Il caso – Il creditore, a fronte di un titolo esecutivo azionato con atto di precetto per circa € 7.000,00=, richiedeva all’Ufficiale Giudiziario competente il pignoramento di un’autovettura di proprietà del debitore, la cui descrizione veniva compiutamente riportata a verbale.
Il procedente, assistito dallo Studio Legale Manca, proponeva quindi istanza di assegnazione immediata del bene pignorato ai sensi dell’art. 529, co. 2, c.p.c. sostenendo che non potesse esser negato il diritto di richiedere ed ottenere l’assegnazione immediata indipendentemente dal previo esperimento di almeno un tentativo di vendita con incanto infruttuoso, in quanto «il mercato di autoveicoli consta di un vero e proprio listino di mercato, tant'è che i prezzi medi di compravendita di autovetture usate sono pubblicati su varie riviste».
A sostegno dell’istanza veniva allegata una valutazione Quattroruote aggiornata ed il certificato del P.R.A.

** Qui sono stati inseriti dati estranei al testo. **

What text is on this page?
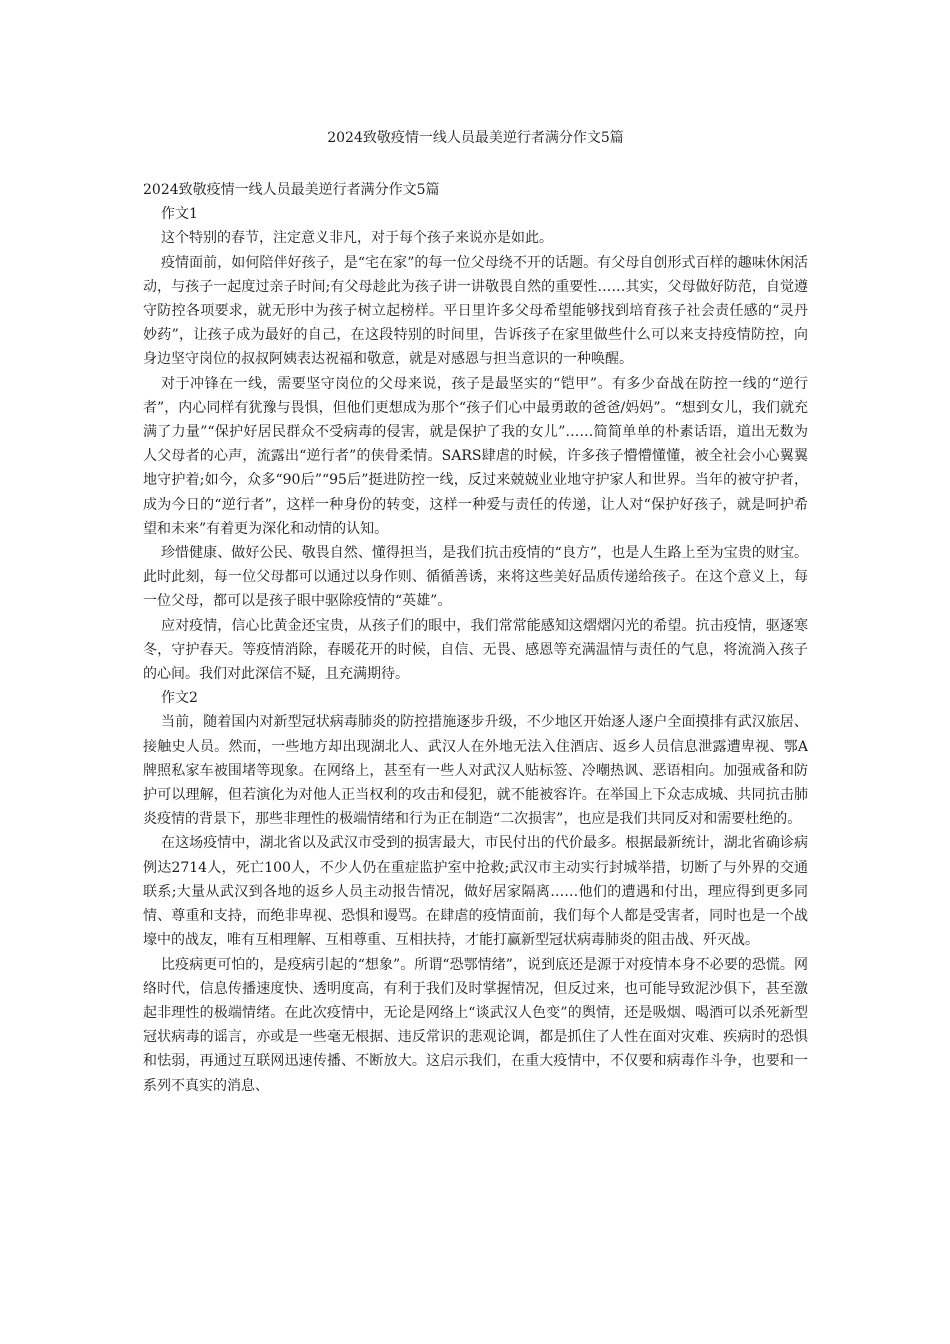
2024致敬疫情一线人员最美逆行者满分作文5篇

2024致敬疫情一线人员最美逆行者满分作文5篇

作文1

这个特别的春节，注定意义非凡，对于每个孩子来说亦是如此。

疫情面前，如何陪伴好孩子，是“宅在家”的每一位父母绕不开的话题。有父母自创形式百样的趣味休闲活动，与孩子一起度过亲子时间;有父母趁此为孩子讲一讲敬畏自然的重要性……其实，父母做好防范，自觉遵守防控各项要求，就无形中为孩子树立起榜样。平日里许多父母希望能够找到培育孩子社会责任感的“灵丹妙药”，让孩子成为最好的自己，在这段特别的时间里，告诉孩子在家里做些什么可以来支持疫情防控，向身边坚守岗位的叔叔阿姨表达祝福和敬意，就是对感恩与担当意识的一种唤醒。

对于冲锋在一线，需要坚守岗位的父母来说，孩子是最坚实的“铠甲”。有多少奋战在防控一线的“逆行者”，内心同样有犹豫与畏惧，但他们更想成为那个“孩子们心中最勇敢的爸爸/妈妈”。“想到女儿，我们就充满了力量”“保护好居民群众不受病毒的侵害，就是保护了我的女儿”……简简单单的朴素话语，道出无数为人父母者的心声，流露出“逆行者”的侠骨柔情。SARS肆虐的时候，许多孩子懵懵懂懂，被全社会小心翼翼地守护着;如今，众多“90后”“95后”挺进防控一线，反过来兢兢业业地守护家人和世界。当年的被守护者，成为今日的“逆行者”，这样一种身份的转变，这样一种爱与责任的传递，让人对“保护好孩子，就是呵护希望和未来”有着更为深化和动情的认知。

珍惜健康、做好公民、敬畏自然、懂得担当，是我们抗击疫情的“良方”，也是人生路上至为宝贵的财宝。此时此刻，每一位父母都可以通过以身作则、循循善诱，来将这些美好品质传递给孩子。在这个意义上，每一位父母，都可以是孩子眼中驱除疫情的“英雄”。

应对疫情，信心比黄金还宝贵，从孩子们的眼中，我们常常能感知这熠熠闪光的希望。抗击疫情，驱逐寒冬，守护春天。等疫情消除，春暖花开的时候，自信、无畏、感恩等充满温情与责任的气息，将流淌入孩子的心间。我们对此深信不疑，且充满期待。

作文2

当前，随着国内对新型冠状病毒肺炎的防控措施逐步升级，不少地区开始逐人逐户全面摸排有武汉旅居、接触史人员。然而，一些地方却出现湖北人、武汉人在外地无法入住酒店、返乡人员信息泄露遭卑视、鄂A牌照私家车被围堵等现象。在网络上，甚至有一些人对武汉人贴标签、冷嘲热讽、恶语相向。加强戒备和防护可以理解，但若演化为对他人正当权利的攻击和侵犯，就不能被容许。在举国上下众志成城、共同抗击肺炎疫情的背景下，那些非理性的极端情绪和行为正在制造“二次损害”，也应是我们共同反对和需要杜绝的。

在这场疫情中，湖北省以及武汉市受到的损害最大，市民付出的代价最多。根据最新统计，湖北省确诊病例达2714人，死亡100人，不少人仍在重症监护室中抢救;武汉市主动实行封城举措，切断了与外界的交通联系;大量从武汉到各地的返乡人员主动报告情况，做好居家隔离……他们的遭遇和付出，理应得到更多同情、尊重和支持，而绝非卑视、恐惧和谩骂。在肆虐的疫情面前，我们每个人都是受害者，同时也是一个战壕中的战友，唯有互相理解、互相尊重、互相扶持，才能打赢新型冠状病毒肺炎的阻击战、歼灭战。

比疫病更可怕的，是疫病引起的“想象”。所谓“恐鄂情绪”，说到底还是源于对疫情本身不必要的恐慌。网络时代，信息传播速度快、透明度高，有利于我们及时掌握情况，但反过来，也可能导致泥沙俱下，甚至激起非理性的极端情绪。在此次疫情中，无论是网络上“谈武汉人色变”的舆情，还是吸烟、喝酒可以杀死新型冠状病毒的谣言，亦或是一些毫无根据、违反常识的悲观论调，都是抓住了人性在面对灾难、疾病时的恐惧和怯弱，再通过互联网迅速传播、不断放大。这启示我们，在重大疫情中，不仅要和病毒作斗争，也要和一系列不真实的消息、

La decisione – Il Tribunale di Oristano ha accolto l’istanza del creditore procedente, confermando il proprio precedente orientamento secondo il quale è legittima l’equiparazione tra il prezzo medio di compravendita delle autovetture pubblicato sulle riviste dell’usato ed i listini di mercato di cui all’art. 529, co. 2, c.p.c.
Sul punto si segnala, in senso conforme, la precedente pronuncia del Tribunale di Oristano del 18 gennaio 2013, Est. Mendozza, e quella del Tribunale di Ascoli Piceno del 13 aprile 2008, quest’ultima edita in Dir. Lav. Marche 2008, 1-2, 76. (M. MUSCAS).